De modo complementar, o autoconhecimento permite que a pessoa tenha noção de sua missão de vida, de seus objetivos e que o tempo e os recursos disponíveis possam ser utilizados sem desperdício. Saber o que fazer da existência é condição essencial para que o indivíduo tenha uma direção válida como porto seguro da existência. Estar no caminho já faz parte da satisfação íntima. Ou nas palavras do instrutor espiritual Gúbio[4]: “a coroa da sabedoria e do amor é conquistada por evolução, por esforço, por associação da criatura aos propósitos do Senhor”.

De modo geral, é sair da condição de egocentrismo (lado animal) para Self-centrismo (lado superior) para que se possa equilibrar com dignidade as várias facetas e dimensões que surgem durante a existência.

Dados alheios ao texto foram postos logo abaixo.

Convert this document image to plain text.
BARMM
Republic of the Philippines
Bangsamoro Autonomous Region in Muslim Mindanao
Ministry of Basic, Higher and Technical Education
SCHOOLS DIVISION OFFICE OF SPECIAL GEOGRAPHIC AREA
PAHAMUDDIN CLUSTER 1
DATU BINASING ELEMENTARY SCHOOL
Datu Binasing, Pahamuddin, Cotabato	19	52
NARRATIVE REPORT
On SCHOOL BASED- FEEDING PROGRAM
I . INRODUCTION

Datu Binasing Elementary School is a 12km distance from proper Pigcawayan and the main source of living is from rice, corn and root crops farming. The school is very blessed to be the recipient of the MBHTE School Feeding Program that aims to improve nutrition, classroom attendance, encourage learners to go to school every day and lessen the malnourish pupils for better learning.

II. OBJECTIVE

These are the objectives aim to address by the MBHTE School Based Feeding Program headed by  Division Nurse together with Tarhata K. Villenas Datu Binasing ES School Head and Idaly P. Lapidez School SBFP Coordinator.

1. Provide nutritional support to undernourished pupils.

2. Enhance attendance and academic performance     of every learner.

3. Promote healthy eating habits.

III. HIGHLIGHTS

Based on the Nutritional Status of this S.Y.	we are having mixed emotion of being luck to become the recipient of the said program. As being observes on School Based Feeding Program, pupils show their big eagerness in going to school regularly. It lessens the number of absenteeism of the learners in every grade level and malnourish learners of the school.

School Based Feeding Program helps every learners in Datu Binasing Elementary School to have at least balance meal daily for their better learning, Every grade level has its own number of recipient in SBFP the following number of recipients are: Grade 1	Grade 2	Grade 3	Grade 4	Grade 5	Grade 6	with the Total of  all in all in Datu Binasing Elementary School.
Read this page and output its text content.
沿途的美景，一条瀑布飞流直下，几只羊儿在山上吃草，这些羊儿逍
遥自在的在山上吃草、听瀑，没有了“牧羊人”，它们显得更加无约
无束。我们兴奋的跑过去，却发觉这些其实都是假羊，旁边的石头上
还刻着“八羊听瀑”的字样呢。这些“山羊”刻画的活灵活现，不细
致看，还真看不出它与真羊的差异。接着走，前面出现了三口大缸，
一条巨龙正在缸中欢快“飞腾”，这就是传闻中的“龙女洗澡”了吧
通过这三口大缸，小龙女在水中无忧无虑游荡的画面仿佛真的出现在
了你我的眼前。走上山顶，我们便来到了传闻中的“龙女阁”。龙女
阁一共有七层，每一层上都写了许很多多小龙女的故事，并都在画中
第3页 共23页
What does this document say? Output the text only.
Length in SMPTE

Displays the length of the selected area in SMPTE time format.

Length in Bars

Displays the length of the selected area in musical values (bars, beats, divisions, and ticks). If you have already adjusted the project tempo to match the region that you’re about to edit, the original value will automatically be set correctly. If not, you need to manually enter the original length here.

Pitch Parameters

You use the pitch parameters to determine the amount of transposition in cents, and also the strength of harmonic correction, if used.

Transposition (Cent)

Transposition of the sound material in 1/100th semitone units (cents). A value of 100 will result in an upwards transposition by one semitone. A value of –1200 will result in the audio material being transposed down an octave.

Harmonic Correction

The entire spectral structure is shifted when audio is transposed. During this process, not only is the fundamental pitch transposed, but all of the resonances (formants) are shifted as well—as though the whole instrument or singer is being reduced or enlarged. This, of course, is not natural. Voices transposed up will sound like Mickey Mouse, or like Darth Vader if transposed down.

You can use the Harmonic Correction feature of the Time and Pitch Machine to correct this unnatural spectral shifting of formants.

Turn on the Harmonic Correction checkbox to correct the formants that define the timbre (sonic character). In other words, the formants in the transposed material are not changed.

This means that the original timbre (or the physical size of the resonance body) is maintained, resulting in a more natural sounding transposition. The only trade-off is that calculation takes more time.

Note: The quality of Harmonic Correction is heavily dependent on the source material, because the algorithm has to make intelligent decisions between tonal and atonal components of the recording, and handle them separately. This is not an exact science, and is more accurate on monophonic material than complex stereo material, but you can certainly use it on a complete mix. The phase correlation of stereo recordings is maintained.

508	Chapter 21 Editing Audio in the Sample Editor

Se o egocentrismo separa o indivíduo dos outros e de Deus, o Self-centrismo permite este equilíbrio dinâmico, sem deixar brechas para a inércia ou para o mal. O Self como o caminho para o reconhecimento da partícula divina, assim como dos diferentes pedidos e necessidades exteriores. É vital não neutralizar o indivíduo, mas que ele possa se fortalecer e se expressar na vida, tal como Carl Jung propunha com o processo de individuação. A plenitude reclama a totalidade do ser sem a sua anulação, tampouco unilateralidade das aptidões e experiências. Os resultados precisam aparecer, tal como os frutos validam os esforços da semente. Neste sentido, na seara do trabalho, “quanto mais tempo a alma progride, mais tempo passa em companhia deste bom Jesus[5]”.

Ou seja, o ser humano precisa se autoconhecer para que saiba se proteger e fortalecer naquilo que importa. Se para Santo Agostinho o autoconhecimento é o ponto crítico do progresso, então pode-se dizer que ela serve como legítima bússola íntima e que direciona às principais questões existenciais. De onde eu vim. Quem eu sou. Para onde eu vou. Com o autoconhecimento é permitido então acertar o comportamento válido de modo a chegar no final da jornada sem surpresas desagradáveis. Como bem expressou o mestre Jesus: “Ainda que eu mesmo testemunhe em meu favor, o meu testemunho é válido, pois sei de onde vim e para onde vou” (João 8:14).

Em outras palavras, somente com o conhecimento de si o indivíduo consegue ser senhor de seu destino e rumar sem medo de volta às estrelas. Não há medo, tampouco separação. A partir do momento que se conhece sabe que fazer o bem para os outros é fazer para si. [6]


 


[1] Pierre Hadot. Não se Esqueça de Viver: Goethe e a Tradição dos Exercícios Espirituais. São Paulo: É Realizações Editora, 2019.

[2] Allan Kardec. O Livro dos Espíritos. Araras: IDE, 2021, p. 319.

[3] Murray Stein. No meio da vida. São Paulo: Paulus, 2007, p. 122.

[4] André Luiz. Libertação. Brasília: FEB, 2008, p.99.

[5] Santa Tereza de Jesus. O Castelo Interior. Curitiba: VSFortes, 2019, p. 176.

[6] Em homenagem aos meus queridos genitores, Paulo Hayashi e Ioko Ikefuti Hayashi, que já se encontram na Pátria Espiritual.